The new Vehicle Excise Duty (VED) system will create anomalies. It is introduced on April 1, a month into the new ‘17’ plate. In many cases, the showroom will contain exactly the same models, but with vastly different road tax requirements. Two or three years later, when those cars return to the forecourt, there may be some small impact on the used car market – the cars registered in March may sell faster.
Under the new system, first-year VED rates will continue to vary according to CO2 emissions, with owners of higher-emitting cars paying more, then a simpler three-tiered system comes into play.
VED for zero-emission cars is £0 from year two provided they are priced at less than £40,000. Vehicles emitting any CO2 attract a standard VED rate of £140 after year one and owners of vehicles with a list price of more than £40,000 including zero-emission vehicles have to pay an additional rate of £310 for the following five years before reverting to its standard rate.
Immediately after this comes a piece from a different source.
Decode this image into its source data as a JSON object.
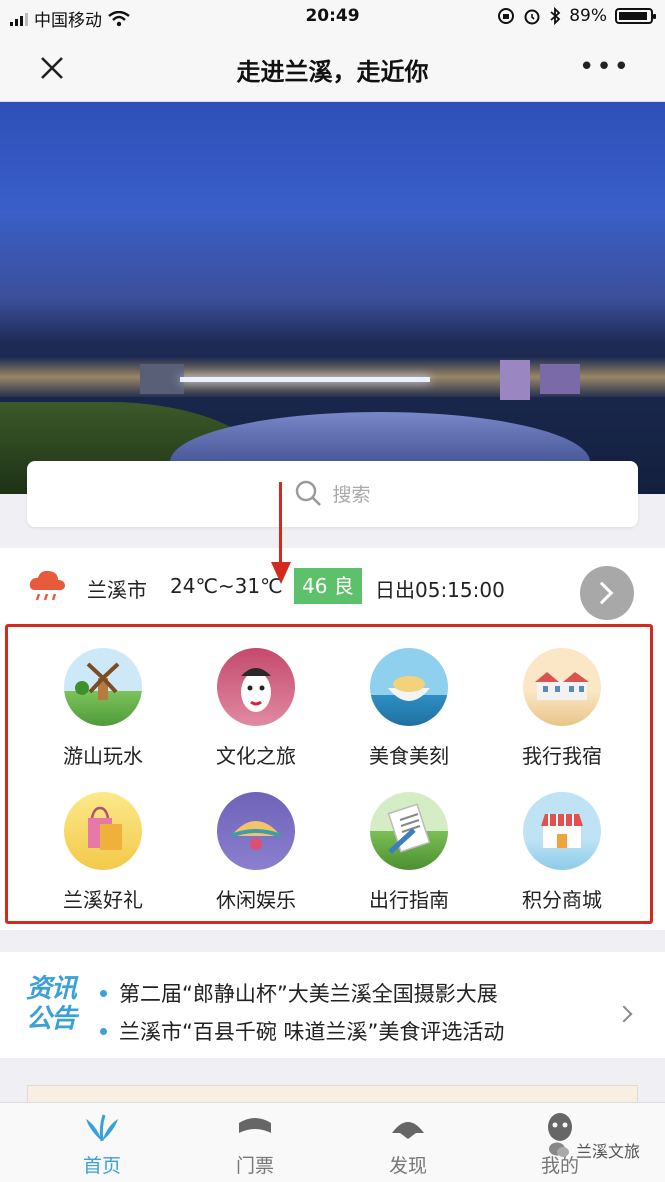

Philip Nothard, retail and consumer editor at Cap HPI, said: “March 2017 is set to be the biggest on record and vehicles will flow back into the market on different cycles.
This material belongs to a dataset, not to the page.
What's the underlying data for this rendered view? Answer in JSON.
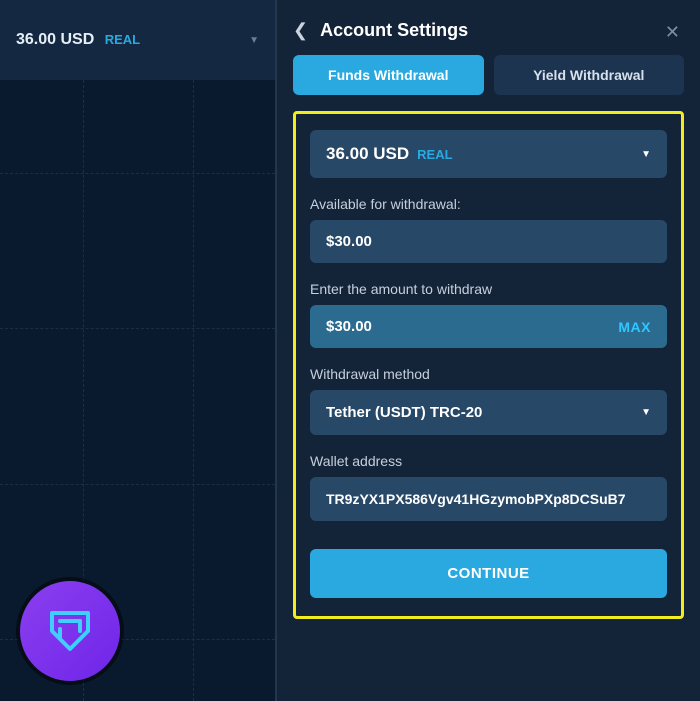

|CO2 emissions (g/km)||First year rate||Standard rate (year two onwards)||Standard rate (year two onwards) for cars costing >£40,000 - payable for five years*|
|More than 225||£2,000||£140||£450|
“On used vehicles, consumers are likely to roll up VED into the total cost of ownership calculation. With high-end cars, the VED is effectively an irrelevance when compared to the price paid for the vehicle.
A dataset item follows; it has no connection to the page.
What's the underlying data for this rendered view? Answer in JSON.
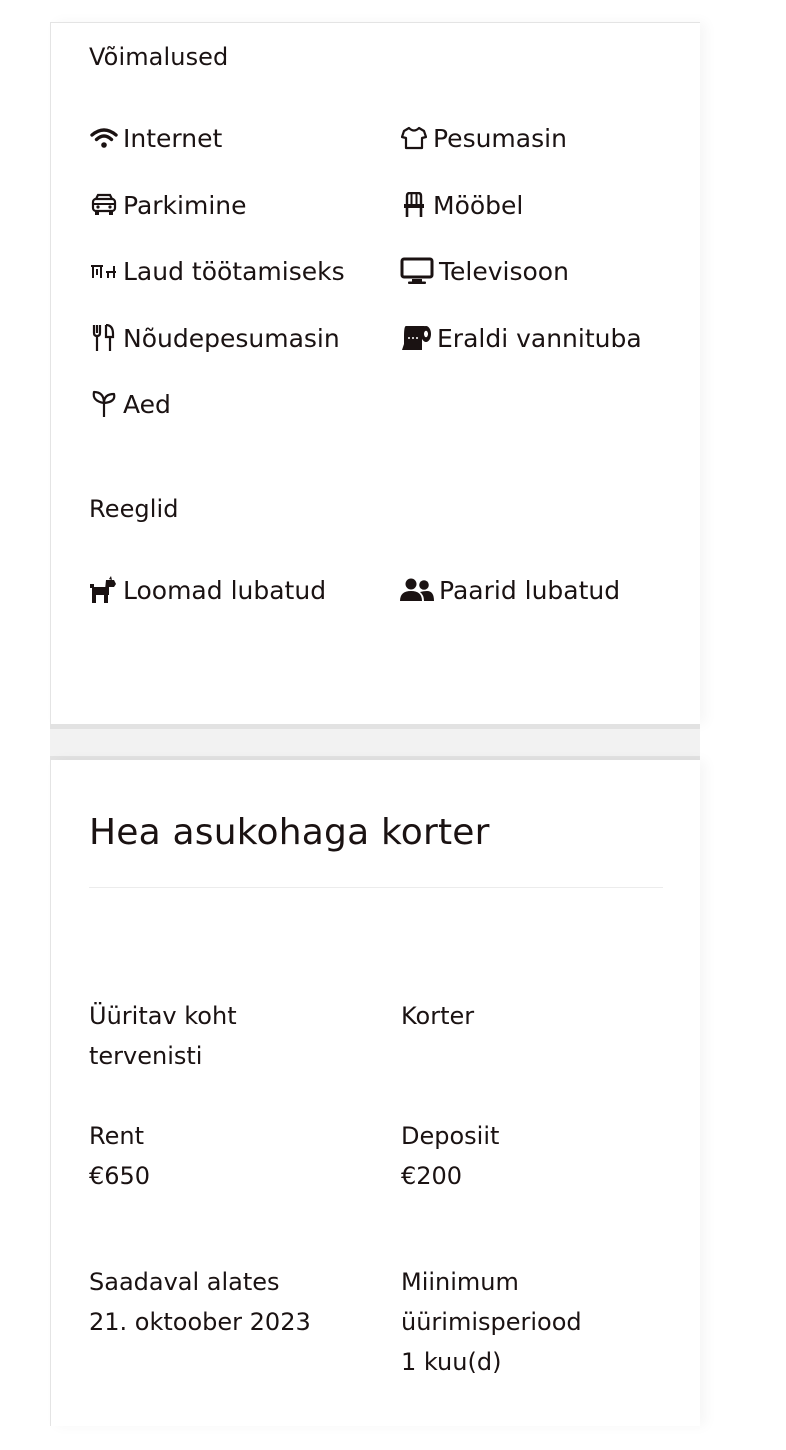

“Longer-term residual value (RV) forecasts will remain unaffected because the changes represent a small increase in overall running costs of a vehicle.
“While we may see isolated variances, the changes will have minimal, or even zero influence on a vehicle’s market value.
“If a dealer has two identical cars on a forecourt, one with a lower annual VED cost, it won’t necessarily attract a premium, but will support a quicker sale compared to its equivalent counterpart.”
Rupert Pontin, head of valuations at Glass’s, said: “A short-term trend may emerge where vehicles entering the market which are three years old and subject to the former VED rates could realise a greater return. These are likely to quickly wash through wholesale channels and activity will return to normal.
“It is highly unlikely the buying public will even remember these changes in three years’ time and in some cases it makes the vehicles cheaper to tax, anyway. It may well affect the decisions of people considering a car that originally cost £40,000 or more and they may factor in the additional costs they will incur over the course of the forthcoming years that the £310 supplement applies. However, if this becomes widespread we are likely to see dealers increasing screen prices to allow for this and to protect margins.
|The VED regime is based on list price, including factory-fit options. Despite discounts on he list price and the factory options, the deal below would move the car from £140 VED to the additional rate £450 VED per year.|
|Price paid (i.e.what the customer pays)||List price (the price used to assess VED)|
|Basic list price||£32,250.00||£32,250.00|
|Options (exc VAT)|
|FOC paint discount||-£500.00||n/a|
|Transaction price (ex-VAT)||£30,408.33||£33,583.33|
|Price (inc VAT)||£36,490.00||£40,300.00|
“There will be very little impact to the used car market in 2020 as a result of these changes. I would be more worried about what further VED increases are around the corner for cars registered before April 2017, as history shows it is unlikely that they will remain unchanged for very long.”
Kee Resources, which provides automotive lifetime operating cost and value data, also identifies the biggest losers as cars with a list price more than £40K since it attracts the additional fee. Hence buyers of a three-year old car in this price range will pay the £310 premium for another three years.
However, the impact on residual values will be limited, according to director Mark Jowsey: “There will be an undoubted advantage for many vehicles up to end-March 2017 registered on the prior VED regime for a considerable time.
“We see other factors, notably overall running costs and perhaps the recent decline in diesel sales as likely to be as significant and we are already factoring these into our forecasts. Some market distortion will be caused on higher-emitting vehicles seven years and older where they gain a £140-a-year VED versus a prior cost of more than £500 a year, which will have some RV effects.”